Pouco antes da implantação da República, a partir de 1908, começa ser utilizada com maior frequência a palavra “democracia” associada ao combate do republicanismo. Os republicanos eram aqueles que podiam trazer a democracia, por oposição a uma monarquia que aparecia cada vez mais identificada com o antigo, com o que era 30

reaccionário, com a ditadura e mesmo com o absolutismo. A monarquia era o oposto da separação de poderes, do poder do povo, era algo antigo e que devia ser ultrapassado e isso só era possível com a república. A monarquia era a diferença e o privilégio, e a república era o império de uma lei universal, logo impessoal, e rigorosa. Os republicanos defendiam que não podia existir uma democracia real ou monárquica, já que era uma espécie de oximoro, não concretizável porque contraditório.

A palavra democracia surgia com conotações negativas que os monárquicos se esforçavam por associar a desordem. Perante as campanhas feitas, os republicanos respondem, já em 1910, que não foi a democracia que matou o rei no Terreiro do Paço, nem o Nunes Pedro em Cascais60.

Uma das mudanças mais significativas neste conjunto de significados que vão construindo a ideia de república foi a que associava este conceito ao progresso. Os republicanos associam república a uma determinada leitura da história e das civilizações, pensando-a em termos evolutivos, opondo tradição e progresso.
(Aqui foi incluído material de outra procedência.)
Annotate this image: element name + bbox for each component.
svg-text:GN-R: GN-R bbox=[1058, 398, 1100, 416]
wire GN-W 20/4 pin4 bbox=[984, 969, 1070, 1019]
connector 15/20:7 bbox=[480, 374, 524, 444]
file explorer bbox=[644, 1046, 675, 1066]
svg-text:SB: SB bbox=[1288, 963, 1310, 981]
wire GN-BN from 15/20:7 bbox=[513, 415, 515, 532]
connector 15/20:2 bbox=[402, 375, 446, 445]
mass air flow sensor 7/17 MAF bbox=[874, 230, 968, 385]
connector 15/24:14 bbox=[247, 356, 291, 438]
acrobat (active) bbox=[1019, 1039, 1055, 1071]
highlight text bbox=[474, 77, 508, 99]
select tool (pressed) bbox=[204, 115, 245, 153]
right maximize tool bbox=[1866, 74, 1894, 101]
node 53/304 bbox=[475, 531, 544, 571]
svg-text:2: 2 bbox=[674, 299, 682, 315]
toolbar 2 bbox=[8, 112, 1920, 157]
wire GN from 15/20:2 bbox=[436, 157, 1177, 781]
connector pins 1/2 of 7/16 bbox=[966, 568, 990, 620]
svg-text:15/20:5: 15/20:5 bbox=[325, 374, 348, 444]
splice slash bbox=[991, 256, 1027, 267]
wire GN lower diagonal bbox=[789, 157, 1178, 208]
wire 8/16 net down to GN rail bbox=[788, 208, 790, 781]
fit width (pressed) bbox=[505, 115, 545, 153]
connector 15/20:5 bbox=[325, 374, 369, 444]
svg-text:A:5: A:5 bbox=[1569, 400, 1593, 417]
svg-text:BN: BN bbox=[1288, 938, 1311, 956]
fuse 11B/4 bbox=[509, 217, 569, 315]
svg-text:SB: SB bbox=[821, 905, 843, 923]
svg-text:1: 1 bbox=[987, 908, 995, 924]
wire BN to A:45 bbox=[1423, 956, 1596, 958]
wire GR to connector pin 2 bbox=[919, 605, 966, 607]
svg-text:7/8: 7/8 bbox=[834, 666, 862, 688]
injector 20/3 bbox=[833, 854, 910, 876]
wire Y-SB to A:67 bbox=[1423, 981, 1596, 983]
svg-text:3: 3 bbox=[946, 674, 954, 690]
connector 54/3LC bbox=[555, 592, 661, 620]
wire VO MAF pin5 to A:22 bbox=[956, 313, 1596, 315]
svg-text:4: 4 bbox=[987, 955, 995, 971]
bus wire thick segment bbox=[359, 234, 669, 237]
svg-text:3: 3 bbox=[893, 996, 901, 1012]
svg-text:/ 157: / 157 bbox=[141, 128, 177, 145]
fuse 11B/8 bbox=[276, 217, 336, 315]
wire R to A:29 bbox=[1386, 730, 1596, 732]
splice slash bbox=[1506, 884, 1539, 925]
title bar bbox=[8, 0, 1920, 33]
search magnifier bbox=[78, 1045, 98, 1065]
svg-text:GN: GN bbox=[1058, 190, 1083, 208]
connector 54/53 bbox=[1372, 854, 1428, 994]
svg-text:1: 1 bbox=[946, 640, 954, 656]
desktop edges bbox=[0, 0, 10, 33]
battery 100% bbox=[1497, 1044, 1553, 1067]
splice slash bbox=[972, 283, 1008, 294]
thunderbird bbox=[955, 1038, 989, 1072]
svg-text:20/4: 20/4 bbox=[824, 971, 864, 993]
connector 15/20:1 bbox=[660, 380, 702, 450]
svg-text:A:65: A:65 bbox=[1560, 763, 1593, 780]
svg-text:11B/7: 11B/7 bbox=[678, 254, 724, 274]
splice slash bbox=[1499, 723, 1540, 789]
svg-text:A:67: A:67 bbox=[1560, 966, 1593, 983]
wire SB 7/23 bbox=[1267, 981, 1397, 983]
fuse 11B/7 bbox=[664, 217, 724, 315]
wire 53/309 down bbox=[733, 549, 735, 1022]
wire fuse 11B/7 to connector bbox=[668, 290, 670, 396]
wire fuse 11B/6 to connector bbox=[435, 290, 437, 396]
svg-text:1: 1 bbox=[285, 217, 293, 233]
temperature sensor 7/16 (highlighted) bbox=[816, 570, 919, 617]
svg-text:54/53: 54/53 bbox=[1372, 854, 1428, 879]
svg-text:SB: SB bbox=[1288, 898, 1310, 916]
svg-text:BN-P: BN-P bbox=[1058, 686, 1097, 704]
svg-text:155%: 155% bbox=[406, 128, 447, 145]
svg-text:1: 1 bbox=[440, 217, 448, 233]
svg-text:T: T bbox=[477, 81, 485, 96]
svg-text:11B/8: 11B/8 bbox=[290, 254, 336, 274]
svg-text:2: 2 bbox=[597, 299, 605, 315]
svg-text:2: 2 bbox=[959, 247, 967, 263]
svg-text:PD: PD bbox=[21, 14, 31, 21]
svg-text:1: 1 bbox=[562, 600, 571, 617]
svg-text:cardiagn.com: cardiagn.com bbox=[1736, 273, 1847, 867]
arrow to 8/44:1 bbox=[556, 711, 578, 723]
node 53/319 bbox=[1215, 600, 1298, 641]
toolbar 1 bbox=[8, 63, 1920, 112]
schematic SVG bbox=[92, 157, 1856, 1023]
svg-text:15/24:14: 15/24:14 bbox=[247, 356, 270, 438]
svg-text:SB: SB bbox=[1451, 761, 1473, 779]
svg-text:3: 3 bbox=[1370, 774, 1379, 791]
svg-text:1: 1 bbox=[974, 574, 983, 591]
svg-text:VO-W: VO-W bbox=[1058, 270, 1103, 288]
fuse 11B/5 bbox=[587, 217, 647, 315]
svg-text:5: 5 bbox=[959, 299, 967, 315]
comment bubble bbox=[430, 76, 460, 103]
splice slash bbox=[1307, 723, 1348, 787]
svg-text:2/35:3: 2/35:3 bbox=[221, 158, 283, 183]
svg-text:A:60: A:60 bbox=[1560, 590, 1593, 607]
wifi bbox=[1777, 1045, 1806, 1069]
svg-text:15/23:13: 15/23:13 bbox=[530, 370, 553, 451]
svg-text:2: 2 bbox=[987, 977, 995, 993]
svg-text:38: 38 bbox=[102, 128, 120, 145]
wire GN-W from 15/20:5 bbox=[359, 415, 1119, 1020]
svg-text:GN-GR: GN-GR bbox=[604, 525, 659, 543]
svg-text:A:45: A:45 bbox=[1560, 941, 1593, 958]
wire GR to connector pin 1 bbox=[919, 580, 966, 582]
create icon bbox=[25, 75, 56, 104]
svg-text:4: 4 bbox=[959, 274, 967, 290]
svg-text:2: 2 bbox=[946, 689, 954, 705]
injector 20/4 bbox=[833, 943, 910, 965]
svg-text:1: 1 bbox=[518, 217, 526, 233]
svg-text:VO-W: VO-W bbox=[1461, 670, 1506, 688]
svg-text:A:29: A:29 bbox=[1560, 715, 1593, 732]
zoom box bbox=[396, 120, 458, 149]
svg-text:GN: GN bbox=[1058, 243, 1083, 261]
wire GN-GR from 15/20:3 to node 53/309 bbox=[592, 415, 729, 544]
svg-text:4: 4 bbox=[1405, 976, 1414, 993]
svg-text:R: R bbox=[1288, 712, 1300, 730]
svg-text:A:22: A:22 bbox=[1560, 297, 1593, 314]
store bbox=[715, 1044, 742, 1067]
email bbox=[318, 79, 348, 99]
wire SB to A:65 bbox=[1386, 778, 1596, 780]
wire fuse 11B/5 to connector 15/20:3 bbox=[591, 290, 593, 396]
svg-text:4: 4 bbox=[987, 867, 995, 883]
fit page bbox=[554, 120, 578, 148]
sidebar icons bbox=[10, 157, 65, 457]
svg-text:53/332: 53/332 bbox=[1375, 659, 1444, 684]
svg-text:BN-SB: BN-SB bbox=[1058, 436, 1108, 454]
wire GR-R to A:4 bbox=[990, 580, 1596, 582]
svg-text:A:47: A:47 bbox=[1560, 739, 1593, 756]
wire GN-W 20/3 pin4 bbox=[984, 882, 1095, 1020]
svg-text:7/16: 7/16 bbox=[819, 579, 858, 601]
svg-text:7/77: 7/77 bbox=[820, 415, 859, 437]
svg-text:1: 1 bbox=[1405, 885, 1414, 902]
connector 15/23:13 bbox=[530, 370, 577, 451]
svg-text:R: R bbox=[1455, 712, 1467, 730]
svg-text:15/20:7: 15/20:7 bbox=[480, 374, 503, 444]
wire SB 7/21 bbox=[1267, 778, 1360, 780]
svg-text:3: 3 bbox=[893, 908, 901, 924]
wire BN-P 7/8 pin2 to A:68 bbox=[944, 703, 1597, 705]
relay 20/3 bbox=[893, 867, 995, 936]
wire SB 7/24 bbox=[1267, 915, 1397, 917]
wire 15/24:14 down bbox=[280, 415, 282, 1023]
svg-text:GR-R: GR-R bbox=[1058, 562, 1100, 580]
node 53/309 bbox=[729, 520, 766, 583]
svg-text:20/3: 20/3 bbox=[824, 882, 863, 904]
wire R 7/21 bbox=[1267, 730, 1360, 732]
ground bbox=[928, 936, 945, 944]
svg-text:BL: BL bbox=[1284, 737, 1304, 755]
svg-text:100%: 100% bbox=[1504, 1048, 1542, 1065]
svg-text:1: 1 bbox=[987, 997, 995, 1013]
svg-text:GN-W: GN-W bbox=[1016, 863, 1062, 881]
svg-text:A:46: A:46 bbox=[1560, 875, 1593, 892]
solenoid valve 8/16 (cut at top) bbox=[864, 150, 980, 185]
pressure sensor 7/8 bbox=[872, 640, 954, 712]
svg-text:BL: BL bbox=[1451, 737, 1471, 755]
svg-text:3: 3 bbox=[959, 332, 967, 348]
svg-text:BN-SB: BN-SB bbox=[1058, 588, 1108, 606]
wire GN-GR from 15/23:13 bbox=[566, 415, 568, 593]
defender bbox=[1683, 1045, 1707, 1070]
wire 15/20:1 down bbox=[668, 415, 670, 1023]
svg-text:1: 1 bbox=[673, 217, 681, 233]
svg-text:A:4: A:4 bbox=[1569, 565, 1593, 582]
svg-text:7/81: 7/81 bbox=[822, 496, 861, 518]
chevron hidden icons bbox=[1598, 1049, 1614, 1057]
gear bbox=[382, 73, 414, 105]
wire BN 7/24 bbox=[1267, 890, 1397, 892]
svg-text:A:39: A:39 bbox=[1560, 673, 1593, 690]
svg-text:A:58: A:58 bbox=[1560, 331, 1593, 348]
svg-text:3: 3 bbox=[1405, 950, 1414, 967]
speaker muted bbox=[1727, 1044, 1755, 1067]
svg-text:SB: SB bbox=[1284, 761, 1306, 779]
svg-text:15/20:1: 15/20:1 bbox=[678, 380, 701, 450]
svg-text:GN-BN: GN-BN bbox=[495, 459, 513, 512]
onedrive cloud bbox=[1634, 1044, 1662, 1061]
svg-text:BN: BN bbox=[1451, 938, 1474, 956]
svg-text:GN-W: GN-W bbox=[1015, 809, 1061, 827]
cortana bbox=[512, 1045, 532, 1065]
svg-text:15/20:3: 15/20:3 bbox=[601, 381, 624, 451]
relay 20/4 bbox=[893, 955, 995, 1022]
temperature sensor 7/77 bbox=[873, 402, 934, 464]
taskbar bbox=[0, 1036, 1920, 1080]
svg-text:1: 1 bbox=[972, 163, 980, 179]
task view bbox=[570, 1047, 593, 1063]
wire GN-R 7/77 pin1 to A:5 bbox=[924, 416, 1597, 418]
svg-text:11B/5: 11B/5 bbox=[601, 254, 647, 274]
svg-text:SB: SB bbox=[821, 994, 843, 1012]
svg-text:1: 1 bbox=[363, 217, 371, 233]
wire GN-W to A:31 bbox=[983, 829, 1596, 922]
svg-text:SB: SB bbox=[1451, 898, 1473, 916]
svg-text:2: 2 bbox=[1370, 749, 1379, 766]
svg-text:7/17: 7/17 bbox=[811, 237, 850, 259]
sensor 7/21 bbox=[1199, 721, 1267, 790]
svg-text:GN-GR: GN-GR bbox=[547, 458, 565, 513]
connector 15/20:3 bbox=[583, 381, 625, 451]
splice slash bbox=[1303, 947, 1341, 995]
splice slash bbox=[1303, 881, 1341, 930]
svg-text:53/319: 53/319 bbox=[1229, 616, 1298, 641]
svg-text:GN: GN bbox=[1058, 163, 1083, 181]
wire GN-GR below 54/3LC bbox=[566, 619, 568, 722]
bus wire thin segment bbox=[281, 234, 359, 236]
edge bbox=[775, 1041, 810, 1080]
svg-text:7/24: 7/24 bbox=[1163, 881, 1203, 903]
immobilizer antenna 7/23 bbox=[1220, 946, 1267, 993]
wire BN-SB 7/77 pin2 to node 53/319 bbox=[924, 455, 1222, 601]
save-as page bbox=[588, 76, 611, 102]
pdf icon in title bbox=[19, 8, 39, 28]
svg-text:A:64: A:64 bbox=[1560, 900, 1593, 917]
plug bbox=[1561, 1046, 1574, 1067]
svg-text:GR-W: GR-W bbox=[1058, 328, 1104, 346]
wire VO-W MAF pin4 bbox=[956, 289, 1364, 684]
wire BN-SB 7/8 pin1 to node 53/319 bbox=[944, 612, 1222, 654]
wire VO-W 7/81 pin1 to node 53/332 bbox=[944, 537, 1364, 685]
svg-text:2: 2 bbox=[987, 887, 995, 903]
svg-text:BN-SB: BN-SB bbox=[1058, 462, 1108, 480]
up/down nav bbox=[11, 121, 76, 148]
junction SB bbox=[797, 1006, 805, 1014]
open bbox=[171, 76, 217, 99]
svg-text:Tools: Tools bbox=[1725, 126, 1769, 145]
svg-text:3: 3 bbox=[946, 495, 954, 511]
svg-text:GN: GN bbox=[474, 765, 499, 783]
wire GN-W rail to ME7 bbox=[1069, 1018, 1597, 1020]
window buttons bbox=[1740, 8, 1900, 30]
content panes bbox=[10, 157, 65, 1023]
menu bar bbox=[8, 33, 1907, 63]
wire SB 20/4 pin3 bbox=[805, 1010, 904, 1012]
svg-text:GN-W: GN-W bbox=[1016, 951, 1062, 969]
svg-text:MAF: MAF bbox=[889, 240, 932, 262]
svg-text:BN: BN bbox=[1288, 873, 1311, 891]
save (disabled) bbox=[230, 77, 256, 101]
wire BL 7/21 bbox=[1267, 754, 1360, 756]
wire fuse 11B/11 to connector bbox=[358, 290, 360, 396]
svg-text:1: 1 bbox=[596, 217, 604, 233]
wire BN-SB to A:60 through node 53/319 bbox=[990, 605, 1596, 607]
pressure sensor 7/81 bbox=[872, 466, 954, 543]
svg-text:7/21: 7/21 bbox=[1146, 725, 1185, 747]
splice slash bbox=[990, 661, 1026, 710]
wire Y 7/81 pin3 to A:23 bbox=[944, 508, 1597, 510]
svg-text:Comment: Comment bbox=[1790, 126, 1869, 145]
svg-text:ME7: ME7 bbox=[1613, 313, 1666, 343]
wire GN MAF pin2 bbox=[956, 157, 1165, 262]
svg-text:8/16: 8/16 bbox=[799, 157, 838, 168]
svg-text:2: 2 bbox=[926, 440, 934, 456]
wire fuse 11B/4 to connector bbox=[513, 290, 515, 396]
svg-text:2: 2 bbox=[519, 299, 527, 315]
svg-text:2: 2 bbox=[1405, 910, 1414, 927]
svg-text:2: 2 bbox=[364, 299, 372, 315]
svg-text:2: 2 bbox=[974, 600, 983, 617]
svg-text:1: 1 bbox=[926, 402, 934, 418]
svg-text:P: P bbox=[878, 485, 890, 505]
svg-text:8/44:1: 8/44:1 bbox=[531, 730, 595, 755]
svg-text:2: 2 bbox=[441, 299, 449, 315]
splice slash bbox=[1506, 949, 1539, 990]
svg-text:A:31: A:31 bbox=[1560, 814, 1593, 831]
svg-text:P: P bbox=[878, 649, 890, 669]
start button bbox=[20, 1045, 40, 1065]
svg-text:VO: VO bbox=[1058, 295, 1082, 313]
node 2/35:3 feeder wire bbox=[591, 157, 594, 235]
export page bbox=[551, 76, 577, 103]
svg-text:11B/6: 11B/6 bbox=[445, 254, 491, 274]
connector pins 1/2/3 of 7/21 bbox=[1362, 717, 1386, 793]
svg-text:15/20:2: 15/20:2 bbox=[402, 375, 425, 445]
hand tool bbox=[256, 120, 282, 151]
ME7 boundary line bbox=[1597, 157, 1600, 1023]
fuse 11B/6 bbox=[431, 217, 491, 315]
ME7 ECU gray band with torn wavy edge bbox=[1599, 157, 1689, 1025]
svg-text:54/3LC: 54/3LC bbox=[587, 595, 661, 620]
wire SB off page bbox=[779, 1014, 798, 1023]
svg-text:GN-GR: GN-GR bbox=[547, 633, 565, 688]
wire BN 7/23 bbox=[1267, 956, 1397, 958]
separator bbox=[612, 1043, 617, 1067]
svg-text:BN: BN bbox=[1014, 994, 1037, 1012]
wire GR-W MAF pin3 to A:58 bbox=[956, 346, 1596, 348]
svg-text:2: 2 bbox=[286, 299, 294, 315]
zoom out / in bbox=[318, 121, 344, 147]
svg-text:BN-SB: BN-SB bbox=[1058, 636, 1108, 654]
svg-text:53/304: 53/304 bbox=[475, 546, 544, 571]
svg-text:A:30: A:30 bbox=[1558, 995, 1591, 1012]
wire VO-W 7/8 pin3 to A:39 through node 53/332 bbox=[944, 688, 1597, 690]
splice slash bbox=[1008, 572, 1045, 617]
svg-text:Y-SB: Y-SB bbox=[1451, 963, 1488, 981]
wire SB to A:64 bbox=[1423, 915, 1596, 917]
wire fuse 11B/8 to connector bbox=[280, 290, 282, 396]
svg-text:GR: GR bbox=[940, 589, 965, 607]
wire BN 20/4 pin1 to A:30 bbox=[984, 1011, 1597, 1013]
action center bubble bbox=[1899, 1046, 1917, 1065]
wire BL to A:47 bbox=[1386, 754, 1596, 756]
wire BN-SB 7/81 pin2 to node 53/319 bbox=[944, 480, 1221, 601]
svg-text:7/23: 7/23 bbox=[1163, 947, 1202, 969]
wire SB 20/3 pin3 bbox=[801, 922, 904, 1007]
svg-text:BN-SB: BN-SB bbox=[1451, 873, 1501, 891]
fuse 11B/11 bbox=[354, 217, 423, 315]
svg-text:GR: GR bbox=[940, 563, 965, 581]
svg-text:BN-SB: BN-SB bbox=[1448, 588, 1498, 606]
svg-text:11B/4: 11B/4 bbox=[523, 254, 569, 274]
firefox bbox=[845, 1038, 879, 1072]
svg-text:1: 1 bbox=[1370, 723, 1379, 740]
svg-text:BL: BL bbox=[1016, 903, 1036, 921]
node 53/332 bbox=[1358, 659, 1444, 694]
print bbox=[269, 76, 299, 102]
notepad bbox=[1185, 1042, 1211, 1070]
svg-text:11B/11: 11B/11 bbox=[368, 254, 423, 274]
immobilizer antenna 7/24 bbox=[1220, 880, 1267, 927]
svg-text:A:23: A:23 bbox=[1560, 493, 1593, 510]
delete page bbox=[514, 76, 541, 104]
A ideia de República foi assumindo, ao longo dos anos de propaganda, uma conotação salvífica, de tal modo que a 4 de Outubro de 1910 o jornal republicano radical O Mundo perguntava: “Portugal a caminho da Redenção?” A república, mais do que o bom governo, mais do que o governo eleito pelo povo, era a esperança de dias melhores e a redenção da pátria que se cria doente.